Given the Dow Jones rollercoaster of the last few weeks, it seems like a relevant time to write a blog post about risk and reward. It comes up a lot (as it should!) so we thought we’d share our thoughts on risk as it relates to the Maker’s Common DPO.
There are two different perspectives from which to look at risk: one is financial in the microeconomic sense, and the other is more broad, as in how investing in a business like Maker’s Common relates to macroeconomics and local economies.
Let’s start on the microeconomic side, let’s compare the reward of this investment with the Dow Jones index. Over the last seven years (to the end of June 2015…before the correction), the DJI earned an average of 6.5% per year. The seven years before that, it gained an average of 1.1% per year. Cumulatively, over the last two seven-year periods, the average annual gain was just below 4.0%, or slightly less than you would earn by investing in Maker’s Common. This doesn’t include any management fees or trading fees that you would have incurred along the way, which can easily add up to more than 1%; and this doesn’t take into account the recent correction (~7%). So in the simplistic view of comparing returns, a successful Maker’s Common is quite likely a more profitable long-term investment than the average portfolio of Wall Street stocks.
On the risk side of the comparison, one could argue that there is less catastrophic financial risk in the stock market, as rarely do public companies go completely belly up, and it is possible that a local eatery, even a well-managed delicious one, could fail.

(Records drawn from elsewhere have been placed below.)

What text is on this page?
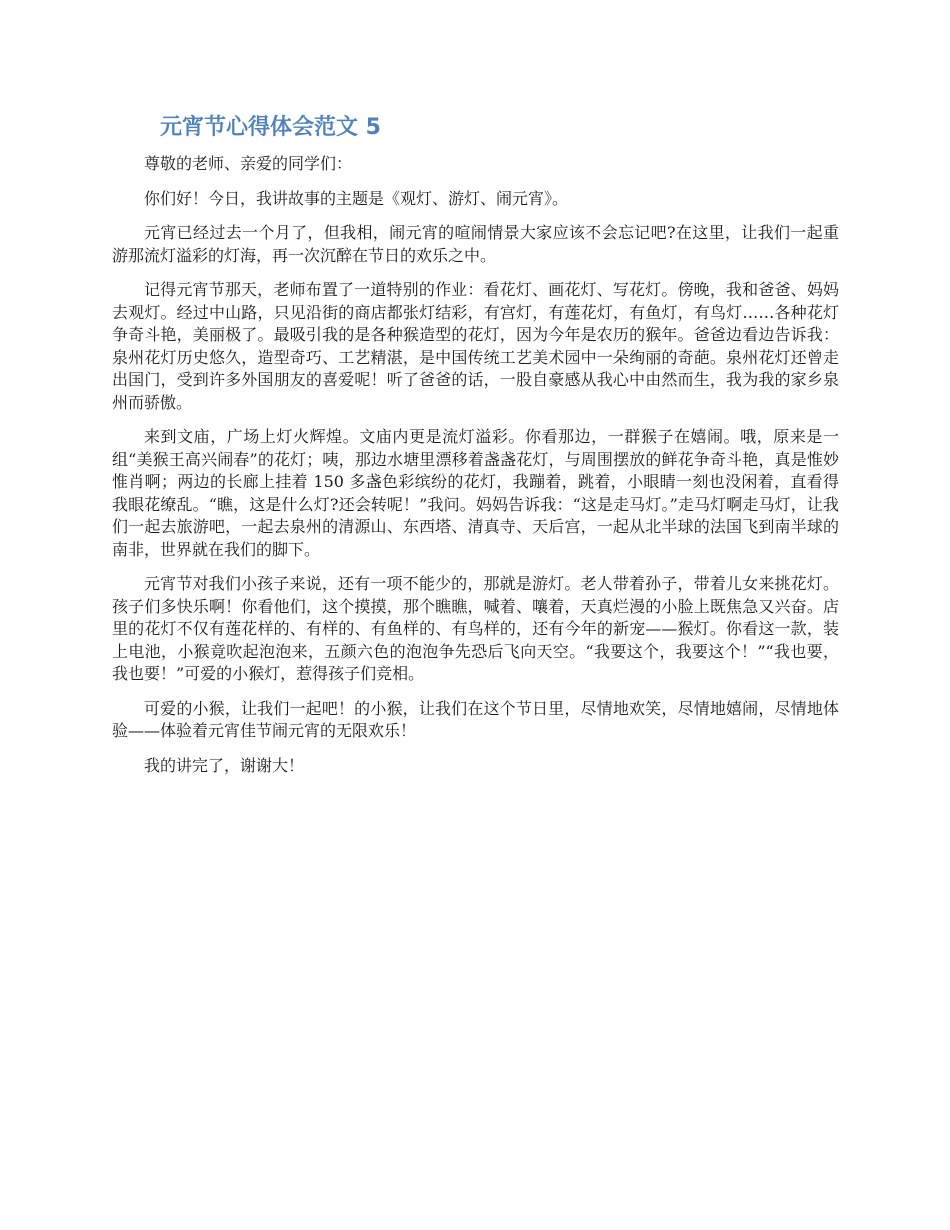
元宵节心得体会范文 5

尊敬的老师、亲爱的同学们：

你们好！今日，我讲故事的主题是《观灯、游灯、闹元宵》。

元宵已经过去一个月了，但我相，闹元宵的喧闹情景大家应该不会忘记吧?在这里，让我们一起重游那流灯溢彩的灯海，再一次沉醉在节日的欢乐之中。

记得元宵节那天，老师布置了一道特别的作业：看花灯、画花灯、写花灯。傍晚，我和爸爸、妈妈去观灯。经过中山路，只见沿街的商店都张灯结彩，有宫灯，有莲花灯，有鱼灯，有鸟灯……各种花灯争奇斗艳，美丽极了。最吸引我的是各种猴造型的花灯，因为今年是农历的猴年。爸爸边看边告诉我：泉州花灯历史悠久，造型奇巧、工艺精湛，是中国传统工艺美术园中一朵绚丽的奇葩。泉州花灯还曾走出国门，受到许多外国朋友的喜爱呢！听了爸爸的话，一股自豪感从我心中由然而生，我为我的家乡泉州而骄傲。

来到文庙，广场上灯火辉煌。文庙内更是流灯溢彩。你看那边，一群猴子在嬉闹。哦，原来是一组“美猴王高兴闹春”的花灯；咦，那边水塘里漂移着盏盏花灯，与周围摆放的鲜花争奇斗艳，真是惟妙惟肖啊；两边的长廊上挂着 150 多盏色彩缤纷的花灯，我蹦着，跳着，小眼睛一刻也没闲着，直看得我眼花缭乱。“瞧，这是什么灯?还会转呢！”我问。妈妈告诉我：“这是走马灯。”走马灯啊走马灯，让我们一起去旅游吧，一起去泉州的清源山、东西塔、清真寺、天后宫，一起从北半球的法国飞到南半球的南非，世界就在我们的脚下。

元宵节对我们小孩子来说，还有一项不能少的，那就是游灯。老人带着孙子，带着儿女来挑花灯。孩子们多快乐啊！你看他们，这个摸摸，那个瞧瞧，喊着、嚷着，天真烂漫的小脸上既焦急又兴奋。店里的花灯不仅有莲花样的、有样的、有鱼样的、有鸟样的，还有今年的新宠——猴灯。你看这一款，装上电池，小猴竟吹起泡泡来，五颜六色的泡泡争先恐后飞向天空。“我要这个，我要这个！”“我也要，我也要！”可爱的小猴灯，惹得孩子们竞相。

可爱的小猴，让我们一起吧！的小猴，让我们在这个节日里，尽情地欢笑，尽情地嬉闹，尽情地体验——体验着元宵佳节闹元宵的无限欢乐！

我的讲完了，谢谢大！
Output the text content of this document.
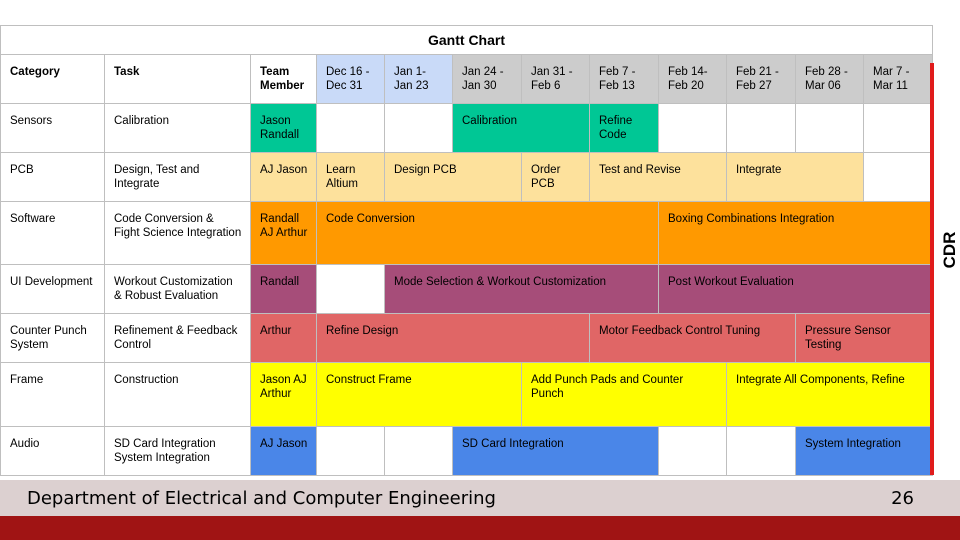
Gantt Chart											
Category	Task	Team Member	Dec 16 - Dec 31	Jan 1- Jan 23	Jan 24 - Jan 30	Jan 31 - Feb 6	Feb 7 - Feb 13	Feb 14- Feb 20	Feb 21 - Feb 27	Feb 28 - Mar 06	Mar 7 - Mar 11
Sensors	Calibration	Jason Randall			Calibration		Refine Code				
PCB	Design, Test and Integrate	AJ Jason	Learn Altium	Design PCB		Order PCB	Test and Revise		Integrate		
Software	Code Conversion & Fight Science Integration	Randall AJ Arthur	Code Conversion					Boxing Combinations Integration			
UI Development	Workout Customization & Robust Evaluation	Randall		Mode Selection & Workout Customization				Post Workout Evaluation			
Counter Punch System	Refinement & Feedback Control	Arthur	Refine Design				Motor Feedback Control Tuning			Pressure Sensor Testing	
Frame	Construction	Jason AJ Arthur	Construct Frame			Add Punch Pads and Counter Punch			Integrate All Components, Refine		
Audio	SD Card Integration System Integration	AJ Jason			SD Card Integration					System Integration	
CDR
Department of Electrical and Computer Engineering	26
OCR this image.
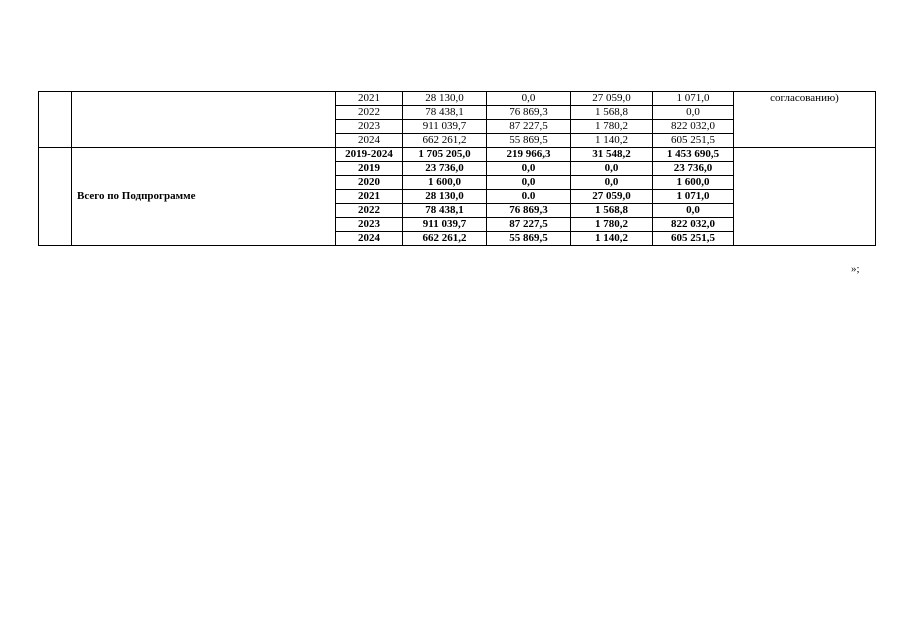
		2021	28 130,0	0,0	27 059,0	1 071,0	согласованию)
		2022	78 438,1	76 869,3	1 568,8	0,0	
		2023	911 039,7	87 227,5	1 780,2	822 032,0	
		2024	662 261,2	55 869,5	1 140,2	605 251,5	
	Всего по Подпрограмме	2019-2024	1 705 205,0	219 966,3	31 548,2	1 453 690,5	
		2019	23 736,0	0,0	0,0	23 736,0	
		2020	1 600,0	0,0	0,0	1 600,0	
		2021	28 130,0	0.0	27 059,0	1 071,0	
		2022	78 438,1	76 869,3	1 568,8	0,0	
		2023	911 039,7	87 227,5	1 780,2	822 032,0	
		2024	662 261,2	55 869,5	1 140,2	605 251,5	
»;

This is a worthy consideration, as Maker’s Common is offering unsecured loans. There is a simple question that gets to this and it is “Am I willing to bear this risk in order to earn 4X the interest of the best US savings account and 1.9X the interest of the 7-year US Treasury bond?” If these returns seem attractive in comparison (as of course they do), then it really comes down to trust in the concept and in the team. If you are reading this, you are probably already interested in the concept. As for the team, what is really required to succeed in this industry is experience, real dedication, and the ability to learn and adapt. After 4.5 years of running Mission Cheese very successfully, we’re pretty damn confident that we possess these traits.
To summarize, what an investor gets with Maker’s Common is a long term return comparable to that of the Dow Jones index, while also getting protection from key causes and effects of national and global recessions and corrections. Turning the risk conversation around, we know that $5,000 invested in Maker’s Common doesn’t turn into $4,000 when the stock market drops 20%…it is still $5,000.
We’re not suggesting that you take your entire net worth and invest it all in local companies, but as a 5-10% component of an investment portfolio, local investments offer a true hedge against the volatility of national and global markets. An investment in Maker’s Common diversifies your portfolio, builds local economic resilience, strengthens your sense of place in your community, and supports an economy of local, organic, small production, delicious food. All investments are an evaluation of risk, reward, and trust, but with most investments, you are placing your trust in someone you don’t know. Wouldn’t you rather put your trust in something you can see? Or even better, in something you can taste?